GK Life, which is domiciled in St Lucia and licensed to conduct ordinary long-term insurance and personal accident insurance, sells its services in Antigua & Barbuda, Dominica, Grenada, St Lucia, St Vincent & the Grenadines, Anguilla and St Kitts-Nevis.

At year ending December 2021, GK Life contributed revenue of $244 million and net profit of $93.5 million to the group, reflecting the business’ performance since the SIECL acquisition was booked by GK. GK Life’s first full-year contribution to the group will be reflected in 2022.

GK’s insurance holdings extend beyond the life market. It includes general insurers Key Insurance and GK General in Jamaica and GK Insurance Eastern Caribbean, as well as brokerage Allied Insurance Brokers.

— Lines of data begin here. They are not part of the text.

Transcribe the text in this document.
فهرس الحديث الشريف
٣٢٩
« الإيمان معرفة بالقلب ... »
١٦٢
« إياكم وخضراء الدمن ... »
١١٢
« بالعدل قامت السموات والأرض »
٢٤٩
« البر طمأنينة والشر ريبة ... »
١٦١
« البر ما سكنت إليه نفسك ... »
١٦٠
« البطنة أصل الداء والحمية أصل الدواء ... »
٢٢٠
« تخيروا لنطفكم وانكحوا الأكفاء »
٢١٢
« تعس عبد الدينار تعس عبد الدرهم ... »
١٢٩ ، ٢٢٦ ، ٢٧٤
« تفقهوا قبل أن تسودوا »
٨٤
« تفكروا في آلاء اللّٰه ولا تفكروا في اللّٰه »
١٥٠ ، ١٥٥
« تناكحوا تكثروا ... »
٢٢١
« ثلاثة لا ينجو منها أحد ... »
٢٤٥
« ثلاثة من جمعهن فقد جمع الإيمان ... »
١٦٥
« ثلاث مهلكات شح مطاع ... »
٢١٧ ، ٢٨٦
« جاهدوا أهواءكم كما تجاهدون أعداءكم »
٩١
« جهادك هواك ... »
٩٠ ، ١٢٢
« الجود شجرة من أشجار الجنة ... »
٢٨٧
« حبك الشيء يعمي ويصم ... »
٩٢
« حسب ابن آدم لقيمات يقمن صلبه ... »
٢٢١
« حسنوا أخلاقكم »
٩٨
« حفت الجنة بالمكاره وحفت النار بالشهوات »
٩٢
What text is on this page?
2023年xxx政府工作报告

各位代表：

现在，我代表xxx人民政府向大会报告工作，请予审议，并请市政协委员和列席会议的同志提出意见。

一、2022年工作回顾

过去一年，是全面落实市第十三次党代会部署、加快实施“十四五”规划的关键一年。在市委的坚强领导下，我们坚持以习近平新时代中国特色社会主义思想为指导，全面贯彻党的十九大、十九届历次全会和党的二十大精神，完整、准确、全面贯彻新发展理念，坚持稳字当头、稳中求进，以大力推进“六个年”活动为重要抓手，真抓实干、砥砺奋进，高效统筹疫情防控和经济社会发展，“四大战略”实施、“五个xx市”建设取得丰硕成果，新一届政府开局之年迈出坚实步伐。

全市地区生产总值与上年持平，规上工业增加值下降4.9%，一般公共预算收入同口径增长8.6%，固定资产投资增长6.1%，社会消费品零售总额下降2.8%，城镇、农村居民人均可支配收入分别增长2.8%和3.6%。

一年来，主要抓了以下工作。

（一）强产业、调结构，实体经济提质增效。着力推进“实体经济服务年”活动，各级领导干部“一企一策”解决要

As part of its plan to earn the label of a ‘global consumer group’, GraceKennedy’s remix of its geographic revenue streams was initially targeting 60 per cent in foreign revenue.

On Wednesday, Wehby said they had increased the target to 70 per cent. GraceKennedy is projecting that by 2030 its annual earnings would grow to US$250 million – which translated to around $39 billion at current exchange rates – and says it intends to get there by growing both inside and outside Jamaica.

“I have made the statement that the best is yet to come for GraceKennedy, which is what I truly believe. Revenues and profits now are 47 per cent and 45 per cent outside of Jamaica. We want to carry that to 70 per cent,” Wehby said at the meeting.

“We are not saying that we are not going to be growing fast in Jamaica; what we are saying is that we are going to be growing faster outside of Jamaica,” he said.

“Our revenues are now US$813 million, we want to be a US$2.1-billion company by 2030; our profit of US$68 million we want to be at US$250 million,” he added.